2.1.1.    Blijkens de artikelsgewijze toelichting op de IPR 2000 (hierna: de toelichting) dient in de begripsomschrijving van uitbreidingsproject in artikel 1, onder i, van de IPR 2000 onder capaciteit te worden verstaan, voor zover thans van belang, de theoretische productiecapaciteit. Dit is het door het productieapparaat bepaalde technisch maximale vermogen tot produceren per tijdseenheid.
Blijkens de toelichting heeft artikel 10 met name betrekking op, voor zover thans van belang, een aantal situaties waarin gelijktijdig of nagenoeg gelijktijdig met de uitvoering van het project desinvesteringen plaatsvinden, bijvoorbeeld door het afstoten of buiten gebruik stellen van bestaande productiecapaciteit bij realisering van nieuwe, gepremieerde productiecapaciteit. Het positieve effect van de premie voor de regionale economie wordt als gevolg van die desinvestering per saldo minder. Omdat dergelijke desinvesteringen daarmee afbreuk doen aan het doel van deze regeling, worden de premiabele kosten zodanig verminderd dat het premiebedrag meer in overeenstemming is met het netto effect van de investering.
2.2.    Bij besluit van 9 november 2000 heeft de bestuurscommissie economische zaken van het Samenwerkingsverband Noord-Nederland appellanten een investeringspremie verleend van € 441.074,00 voor, voor zover thans van belang, een CNC Index Ratio Line G400 draaibank (hierna: de CNC G400 draaibank), bijbehorend gereedschap en een bovenloopkraan.

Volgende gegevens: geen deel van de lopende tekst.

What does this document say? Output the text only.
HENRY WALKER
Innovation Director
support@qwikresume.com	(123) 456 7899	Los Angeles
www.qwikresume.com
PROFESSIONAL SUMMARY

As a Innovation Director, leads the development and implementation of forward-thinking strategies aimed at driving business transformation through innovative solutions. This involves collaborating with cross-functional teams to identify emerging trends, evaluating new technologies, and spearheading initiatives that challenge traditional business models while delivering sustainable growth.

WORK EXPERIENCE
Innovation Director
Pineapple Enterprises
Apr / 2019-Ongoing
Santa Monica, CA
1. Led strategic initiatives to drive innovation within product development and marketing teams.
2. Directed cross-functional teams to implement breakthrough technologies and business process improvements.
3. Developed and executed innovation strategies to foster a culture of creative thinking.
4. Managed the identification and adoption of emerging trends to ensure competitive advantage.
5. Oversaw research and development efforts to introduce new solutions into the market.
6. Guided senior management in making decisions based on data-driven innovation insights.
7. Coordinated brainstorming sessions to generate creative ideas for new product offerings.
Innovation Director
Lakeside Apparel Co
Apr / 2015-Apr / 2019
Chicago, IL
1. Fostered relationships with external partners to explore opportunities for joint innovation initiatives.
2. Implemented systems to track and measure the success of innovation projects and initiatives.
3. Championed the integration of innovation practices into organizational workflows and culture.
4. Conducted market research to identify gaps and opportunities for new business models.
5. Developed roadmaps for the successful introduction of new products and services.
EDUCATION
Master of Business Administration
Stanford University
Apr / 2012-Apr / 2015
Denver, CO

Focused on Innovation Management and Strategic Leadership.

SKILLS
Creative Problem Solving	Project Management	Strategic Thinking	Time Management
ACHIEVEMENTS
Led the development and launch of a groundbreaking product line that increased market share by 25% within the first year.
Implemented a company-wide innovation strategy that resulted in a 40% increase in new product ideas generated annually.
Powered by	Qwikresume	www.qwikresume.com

Het dagelijks bestuur heeft de investeringspremie verlaagd vastgesteld op de grond dat, voor zover thans van belang, appellanten onvoldoende gegevens hebben verstrekt over de capaciteit van de machines die zij buiten gebruik hebben gesteld en over de capaciteit van de nieuwe CNC G400 draaibank. Bij gebrek aan deze informatie was toepassing van artikel 10, vijfde lid, van de IPR 2000 volgens het dagelijks bestuur niet mogelijk, zodat het de premie voor de CNC G400 draaibank krachtens het eerste lid van dat artikel heeft gecorrigeerd en op nihil heeft vastgesteld. Dit besluit is in bezwaar, overeenkomstig het advies van 4 november 2004 van de externe commissie voor de bezwaarschriften, gehandhaafd.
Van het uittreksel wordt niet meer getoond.